SPLITTING SHAKESPEARE CHARACTERS.

SPLITTING SHAKESPEARE CHARACTERS. Treating characters in comics as projections of the protagonist reminds me of some approaches to Shakespeare’s plays. Marjorie Garber in SHAKESPEARE AFTER ALL says that Freud used Macbeth and Lady Macbeth as “case studies for ‘disunited parts of a single psychical individuality'” In her commentary on the play Hamlet, Professor Garber quotes Freud’s expression of his theory that Hamlet’s delay in attacking Claudius for the killing of Hamlet’s father resulted from “the obscure memory that he himself had contemplated the same deed against his father out of passion for his mother…” She points out that Freud recognized that there are several father figures in the play—the ghost, Claudius and Polonius.
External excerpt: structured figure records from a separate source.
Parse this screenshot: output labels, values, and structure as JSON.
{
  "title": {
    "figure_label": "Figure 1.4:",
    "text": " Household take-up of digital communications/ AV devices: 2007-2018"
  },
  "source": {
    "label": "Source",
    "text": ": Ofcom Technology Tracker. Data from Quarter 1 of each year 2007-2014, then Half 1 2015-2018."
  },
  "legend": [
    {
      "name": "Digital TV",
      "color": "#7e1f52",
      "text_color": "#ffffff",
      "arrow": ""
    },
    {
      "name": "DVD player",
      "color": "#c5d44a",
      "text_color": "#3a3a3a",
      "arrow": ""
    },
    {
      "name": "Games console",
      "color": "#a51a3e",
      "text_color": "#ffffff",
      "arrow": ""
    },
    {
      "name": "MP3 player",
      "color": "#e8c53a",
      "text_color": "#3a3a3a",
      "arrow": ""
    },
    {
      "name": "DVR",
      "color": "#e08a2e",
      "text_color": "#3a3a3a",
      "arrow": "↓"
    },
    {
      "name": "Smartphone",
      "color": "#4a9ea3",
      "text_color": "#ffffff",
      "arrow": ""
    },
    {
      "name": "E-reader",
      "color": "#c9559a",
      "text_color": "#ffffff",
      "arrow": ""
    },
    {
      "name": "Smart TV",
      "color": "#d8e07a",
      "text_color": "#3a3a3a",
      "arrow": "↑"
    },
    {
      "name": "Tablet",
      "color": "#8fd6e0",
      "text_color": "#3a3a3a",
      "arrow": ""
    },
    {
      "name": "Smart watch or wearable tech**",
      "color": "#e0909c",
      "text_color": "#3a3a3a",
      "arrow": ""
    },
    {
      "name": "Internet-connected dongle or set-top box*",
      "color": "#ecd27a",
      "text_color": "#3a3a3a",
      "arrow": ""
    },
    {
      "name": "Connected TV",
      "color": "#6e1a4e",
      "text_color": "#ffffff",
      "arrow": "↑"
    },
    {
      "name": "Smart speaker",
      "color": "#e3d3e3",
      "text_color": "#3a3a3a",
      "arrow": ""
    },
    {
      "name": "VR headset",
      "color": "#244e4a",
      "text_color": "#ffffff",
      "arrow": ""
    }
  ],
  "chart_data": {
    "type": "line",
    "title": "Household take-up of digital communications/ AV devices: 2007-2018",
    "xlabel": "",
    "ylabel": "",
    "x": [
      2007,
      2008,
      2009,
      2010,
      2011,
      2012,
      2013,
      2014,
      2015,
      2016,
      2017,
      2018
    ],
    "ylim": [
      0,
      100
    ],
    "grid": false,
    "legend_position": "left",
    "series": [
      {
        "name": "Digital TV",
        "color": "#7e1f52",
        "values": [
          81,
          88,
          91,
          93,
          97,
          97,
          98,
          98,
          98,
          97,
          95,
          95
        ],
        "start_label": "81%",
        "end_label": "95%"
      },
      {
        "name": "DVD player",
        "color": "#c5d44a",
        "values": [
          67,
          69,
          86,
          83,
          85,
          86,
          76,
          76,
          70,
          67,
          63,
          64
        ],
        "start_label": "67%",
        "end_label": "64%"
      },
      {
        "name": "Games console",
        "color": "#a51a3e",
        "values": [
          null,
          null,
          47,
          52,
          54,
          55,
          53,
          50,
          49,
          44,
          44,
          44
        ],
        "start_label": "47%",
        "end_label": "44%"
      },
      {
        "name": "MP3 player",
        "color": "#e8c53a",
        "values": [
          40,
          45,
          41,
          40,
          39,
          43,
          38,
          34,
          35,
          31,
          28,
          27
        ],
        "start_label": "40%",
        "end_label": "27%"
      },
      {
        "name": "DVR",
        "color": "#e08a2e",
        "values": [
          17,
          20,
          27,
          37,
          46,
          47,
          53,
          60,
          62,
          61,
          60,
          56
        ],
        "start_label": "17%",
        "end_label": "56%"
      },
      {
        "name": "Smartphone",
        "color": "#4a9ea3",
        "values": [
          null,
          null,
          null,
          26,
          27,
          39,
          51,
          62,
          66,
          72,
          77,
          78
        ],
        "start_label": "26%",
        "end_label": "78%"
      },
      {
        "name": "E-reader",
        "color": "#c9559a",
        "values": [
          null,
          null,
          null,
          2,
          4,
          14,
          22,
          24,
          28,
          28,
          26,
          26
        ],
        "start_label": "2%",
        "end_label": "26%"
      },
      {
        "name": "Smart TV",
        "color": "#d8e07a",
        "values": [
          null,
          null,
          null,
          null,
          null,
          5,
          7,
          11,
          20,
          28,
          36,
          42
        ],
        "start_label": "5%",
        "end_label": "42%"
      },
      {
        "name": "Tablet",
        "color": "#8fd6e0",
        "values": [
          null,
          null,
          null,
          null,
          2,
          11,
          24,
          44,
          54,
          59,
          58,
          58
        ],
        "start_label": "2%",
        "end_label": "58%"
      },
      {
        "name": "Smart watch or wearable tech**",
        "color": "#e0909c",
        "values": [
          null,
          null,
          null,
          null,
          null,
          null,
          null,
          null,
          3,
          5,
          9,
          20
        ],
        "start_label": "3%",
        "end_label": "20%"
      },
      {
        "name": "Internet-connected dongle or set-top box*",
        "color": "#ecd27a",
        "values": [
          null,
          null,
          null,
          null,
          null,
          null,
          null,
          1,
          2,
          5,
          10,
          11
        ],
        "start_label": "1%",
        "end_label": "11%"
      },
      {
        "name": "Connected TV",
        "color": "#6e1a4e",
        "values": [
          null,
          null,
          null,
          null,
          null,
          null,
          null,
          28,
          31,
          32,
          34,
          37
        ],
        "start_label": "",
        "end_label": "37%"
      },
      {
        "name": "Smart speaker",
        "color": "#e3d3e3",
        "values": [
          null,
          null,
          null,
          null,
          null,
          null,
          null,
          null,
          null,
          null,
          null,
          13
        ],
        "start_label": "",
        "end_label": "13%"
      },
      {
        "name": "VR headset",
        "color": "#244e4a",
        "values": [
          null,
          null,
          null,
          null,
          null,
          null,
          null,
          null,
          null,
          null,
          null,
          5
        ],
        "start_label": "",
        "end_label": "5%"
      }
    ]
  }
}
She calls “the technique of ‘splitting,’ producing several versions of a character type split into component aspects….one of the effective devices of Hamlet.”

Garber then advances an interpretation that the characters in the play are imagined by Hamlet, saying that the technique of splitting “will culminate in Hamlet’s dying recognition that all his rivals and friends (Horatio, Laertes, Fortinbras, the First Player) are in some ways aspects of himself.” (I have looked and I don’t see the dying recognition in the text.) Professor Garber also says that the players of the play within the play appear “as if on cue. They have been conjured out of Hamlet’s own imagination.”